Update: Daniel has posted a detailed comment to this below!
Those of you who read Daniel Read's blog will have read (3 different uses of the character sequence r-e-a-d in the space of 7 words - amazing) his excellent post today regarding eventhandlers in SSIS - http://www.developerdotstar.com/community/node/334.
Daniel raised a few points which I was going to leave open to conjecture but I'm afraid I just can't help myself!!
First of all its worth emphasizing what Daniel is talking about here because it cannot be underestimated. He has realised that the eventhandlers provide a fantastic mechanism for extending the inherent SSIS log providers. Sure, you can write your own custom log providers but more and more I'm coming to think that you simply don't have to - eventhandlers are a more than satisfactory substitute, but with an added bonus. The reason that eventhandlers can be substituted for log providers is that they basically do the same thing. They catch events thrown by the package. All the things that get logged by the log providers are simply events thrown up by the package's container hierarchy - in some ways a log provider is just a different implementatiton of an eventhandler. So in essence if you use the eventhandlers you're not doing anything different than the log providers - its just a heck of alot easier to customise. Daniel terms this customisation "domain specific logging" and I think that is a good description.
He also has a great idea to link his domain specific logging with SSIS's own log providers by providing the ExecutionInstanceGUID in his domain specific logging to make it easy to tie back to the SSIS log provider. If you are using the SSIS log provider for text files then you could even include the ExecutionInstanceGUID in the name of your log file and therefore generate a new log file for each execution - and that is very easy to do.
Daniel states he doesn't like the fact that eventhandlers don't interrupt the flow of execution. I can see what he means however I'm happy that it does not do this. The flow of execution can be controlled using OnFailure precedence constraints and that is a better fit to the TRY...CATCH block analogy that he speaks of. Perhaps my lack of a development background serves me well here!!
Cannot debug script tasks in event handlers - I noticed this myself yesterday and just assumed that it was something I had done wrong so didn't pursue it; so its heartening to know that someone else has had the same problem. Let's hope this gets fixed soon.
Events fire too often - Daniel complains that an eventhandler will catch events thrown by the container that it is scoped to AND all descendant containers of that container.
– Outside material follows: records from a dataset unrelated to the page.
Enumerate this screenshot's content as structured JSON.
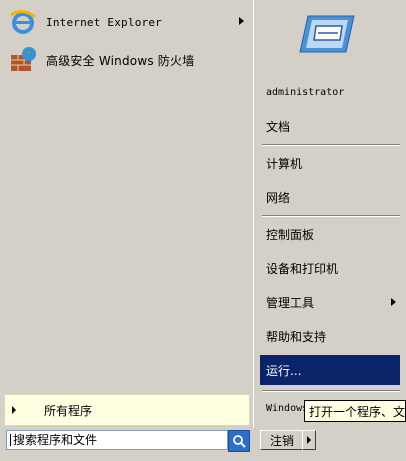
{
  "pinned": [
    {
      "label": "Internet Explorer",
      "icon": "internet-explorer-icon",
      "has_submenu": true
    },
    {
      "label": "高级安全 Windows 防火墙",
      "icon": "firewall-icon",
      "has_submenu": false
    }
  ],
  "all_programs": {
    "label": "所有程序"
  },
  "search": {
    "placeholder": "搜索程序和文件"
  },
  "right": {
    "user_name": "administrator",
    "documents": "文档",
    "computer": "计算机",
    "network": "网络",
    "control_panel": "控制面板",
    "devices_printers": "设备和打印机",
    "admin_tools": "管理工具",
    "help_support": "帮助和支持",
    "run": "运行...",
    "windows_security": "Windows"
  },
  "shutdown": {
    "label": "注销"
  },
  "tooltip": {
    "text": "打开一个程序、文"
  },
  "colors": {
    "menu_bg": "#d4d0c8",
    "selected_bg": "#0a246a",
    "tooltip_bg": "#ffffe1"
  }
}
I can see why this would be a bad thing but on the other hand it can also be a godsend - it means you only have to apply a generic logging mechanism in one place rather than throughout the package (or all packages - more on this later). Daniel has used a very good workaround to stop eventhandlers catching events raised by child containers that involves the System::SourceName and System::PackageName variables and indeed I have employed this logic in alot of my packages in order to only execute a task in an eventhandler if the event was raised by the package. I prefer to use System::SourceID and System::PackageID admittedly but its basically the same thing and you must be aware of the inherent problem in doing this - Daniel mentions the problem in his post.
There is another workaround however. All eventhandlers have a variable called System::Propogate scoped to them. If you set this variable to FALSE in an eventhandler scoped to the child container then events of that particular type will not be handled by an eventhandler scoped to an ancestral container. Did that gibberish make any sense at all? Probably not.
One other minor thing to note is that Daniel mentions having to put an empty Script Task into an eventhandler in order to conditionally execute a task that does some work. This is a bit of an irritation I have to admit however common convention is to use an empty Sequence Container to do this rather than Script Task.
Daniel talks about a problem with DisableEventhandlers property not having any effect for eventhandlers on ancestral containers. Well I actually think it makes sense that this is the case. The DisableEventHandlers property on a container stops the eventhandlers scoped to that container from executing. It does NOT stop the event from being thrown however and it does not stop eventhandlers scoped to other containers from executing and THAT is why eventhandlers of ancestral containers will still execute. Perhaps this could be fixed using System::Propogate however I do not know if setting DisableEventhandlers=TRUE will also disable the effect of System::Propogate. I suspect not but frankly its too late in the day and I'm too tired to go and investigate it now!!!
So on that note, its time I called it a night. One thing that I will say though is something that I've been meaning to state for few weeks now - and state it much more clearly than I'm about to. If you have a multi-package solution then I strongly recommend you consider implementing it in such a way that all those packages are called from a single "master" package which contains all your custom logging functionality. I won't elaborate on why for now - but think it over!!
All that remains to do is thank Daniel for a really thought provoking post - you really should have a read of it because he explores some great SSIS concepts.
And with that I shall bid you adieu! I was going to blog about File System versus SQL Server deployments this evening but that really isn't very interesting and therefore can wait until another day!